Indiana courts have not considered whether the application of money paid under a mistake of fact to purchase tangible property constitutes a detrimental change of position. In support of its argument that DiSilvestro has not detrimentally changed her position, MFC cites Ohio Co. v. Rosemeier (1972), 82 Ohio App.2d 116, 288 N.E.2d 326. In Rosemeier a stockbroker mistakenly sold shares of a California corporation instead of the customer's unlisted stock of little value in a similarly named Colorado corporation. Before the mistake was discovered the customer had applied the proceeds of the sale to the payment of an existing mortgage on her home and other debts. In determining whether there had been a detrimental change of position, the Ohio Court of Appeals noted that the customer merely converted the cash into a paid mortgage and retained the value originally represented by the mistaken payment. The court held that such an expenditure did not constitute 2a detrimental change of position. 288 N.E.2d at 329. Rosemeier cited with approval Donner v. Sackett (1916), 251 Pa. 524, 97 A. 89.

In Donner the customer alleged he had detrimentally changed his position due to the fact that he had used the proceeds of the sale to pay some of his debts. The court rejected this contention, pointing out that the customer had a duty to pay his debts regardless of whether he sold or kept *386the stock. The court held that the customer would not be damaged by being compelled to make repayment. 97 A. at 90. Likewise, in Castock Corp. v. Bailey (1985), 128 Misc.2d 1068, 492 N.Y.S.2d 921, the court held the discharge of a debt or the expenditure of money which was otherwise required did not constitute a detrimental change of position sufficient to excuse repayment. 492 N.Y.S.2d at 922.
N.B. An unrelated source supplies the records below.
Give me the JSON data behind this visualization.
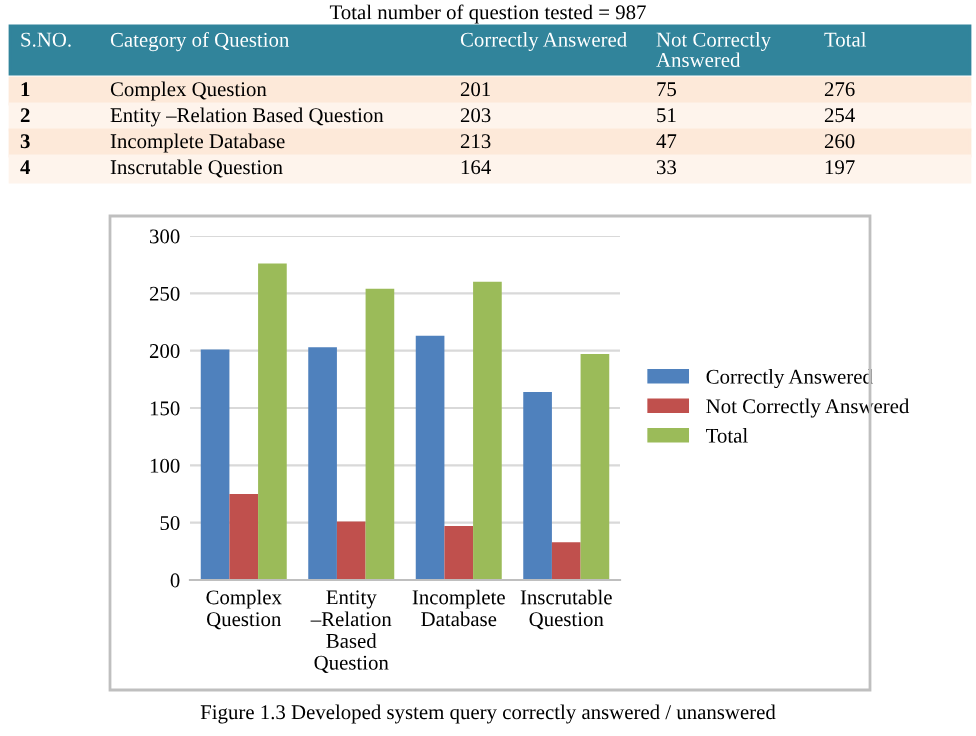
{
  "chart_data": {
    "type": "bar",
    "categories": [
      "Complex Question",
      "Entity –Relation Based Question",
      "Incomplete Database",
      "Inscrutable Question"
    ],
    "series": [
      {
        "name": "Correctly Answered",
        "color": "#4f81bd",
        "values": [
          201,
          203,
          213,
          164
        ]
      },
      {
        "name": "Not Correctly Answered",
        "color": "#c0504d",
        "values": [
          75,
          51,
          47,
          33
        ]
      },
      {
        "name": "Total",
        "color": "#9bbb59",
        "values": [
          276,
          254,
          260,
          197
        ]
      }
    ],
    "ylim": [
      0,
      300
    ],
    "yticks": [
      0,
      50,
      100,
      150,
      200,
      250,
      300
    ],
    "grid": "y",
    "legend": "right",
    "annotations": [
      "Total number of question tested = 987",
      "S.NO.",
      "Category of Question",
      "1",
      "2",
      "3",
      "4",
      "Figure 1.3 Developed system query correctly answered / unanswered",
      "201",
      "75",
      "276",
      "203",
      "51",
      "254",
      "213",
      "47",
      "260",
      "164",
      "33",
      "197"
    ]
  }
}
Under these cases MFC maintains Di Silvestro did not change her position to her detriment because she retained the value of the money by purchasing home improvement equipment. I disagree. In each of the cases relied upon by MFC the courts held that the expenditure of money paid under a mistake of fact to discharge a debt did not constitute detrimental reliance. The underlying rationale of these cases is that an individual who receives money under a mistake of fact is not excused from repayment where he has expended the money in a way which he was otherwise required to. In each of the cases discussed above the defendant had applied the money received to the payment of an existing mortgage or to pay off other pre-existing debts.

In this case the evidence reveals that MFC is a professional stockbroker with connections of some sort in New York. In reliance upon MFC's professed expertise in stock matters, DiSilvestro sold her stock through MFC, upon MFC's terms, and upon MFC's dictated price. Without any knowledge of MFC's self-induced negligence she spent the money and it is gone. Under the majority's unfortunate ruling, DiSilvestro will now have a judgment lien upon her residence, and if she is unable to pay it she will lose her home upon an execution sale. Absent MFC's negligence, there would have been no sale, no purchase of improvements, and no judgment lien. It is to be emphasized that this is not the payment of an old debt, but the incurrence of new obligations in reliance upon a misplaced trust in MFC. If the facts of this case do not show a detrimental change of position, I am at a loss to know what facts would so qualify.

The majority has ignored the well established rule of appellate review that we do not reweigh the evidence or adjudge the credibility of the witnesses, such being the function of the trial court. In this case it was for the trial court, sitting without a jury, to decide whether or not DiSilvestro had changed position to her detriment. It decided that issue in the affirmative. The majority has now reweighed the evidence 'in clear violation of its appellate function.

I support the rule that would protect hapless citizens from the inexcusable mistake of professional brokers, and would affirm the decision of the trial court.